Guys, hope you can help....

I have Radeon 9200 128mb

Max mem and artifact search works OK.

Max Core runs up to about 280 then drops from there every quarter sec giving errors and finaly finished running at 100!!!

IS this normal?
SHould I just set max core to 275 and see how it works?

THanks Adam


----------



## admansta (Jan 6, 2006)

Tried running with core at 270 and mem at 225.

Machine crashes as soon as it tries to run 3d. Open GL or Direct X.

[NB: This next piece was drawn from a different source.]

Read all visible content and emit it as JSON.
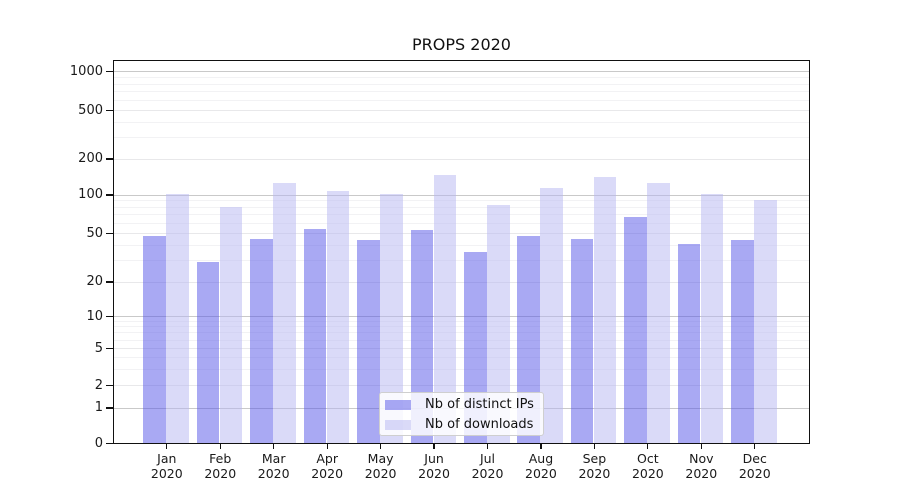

runs perfectly on default settings for my card - core 250 mem 200

Have seen guys posting here with 128mb 9200's using 300+ core?

Any help would be great guys.

Adam


----------



## ButchA (Jan 12, 2006)

I dont know but i think its not possible to overclock in that range, if the gpu would clock @ 280 it would be a 12% higher core as it should, and thats a lot for a -excuse me- lowmid range gpu.

If u set the clock manually to 275, start the "Show 3D View" run it about 5 Minutes and then Scan for Artifacts, if nothing to bother - have fun ^^

At least i would advise you to buy a new gpu @ www.mad-moxx.de

Hope that was a little Help & sry for my bad english


----------



## admansta (Jan 13, 2006)

THanks for the reply I'll try it at 275 then do the scan and see how I go.

I might look at getting a new card soon once I have the cash.

Cheers,

Adam


----------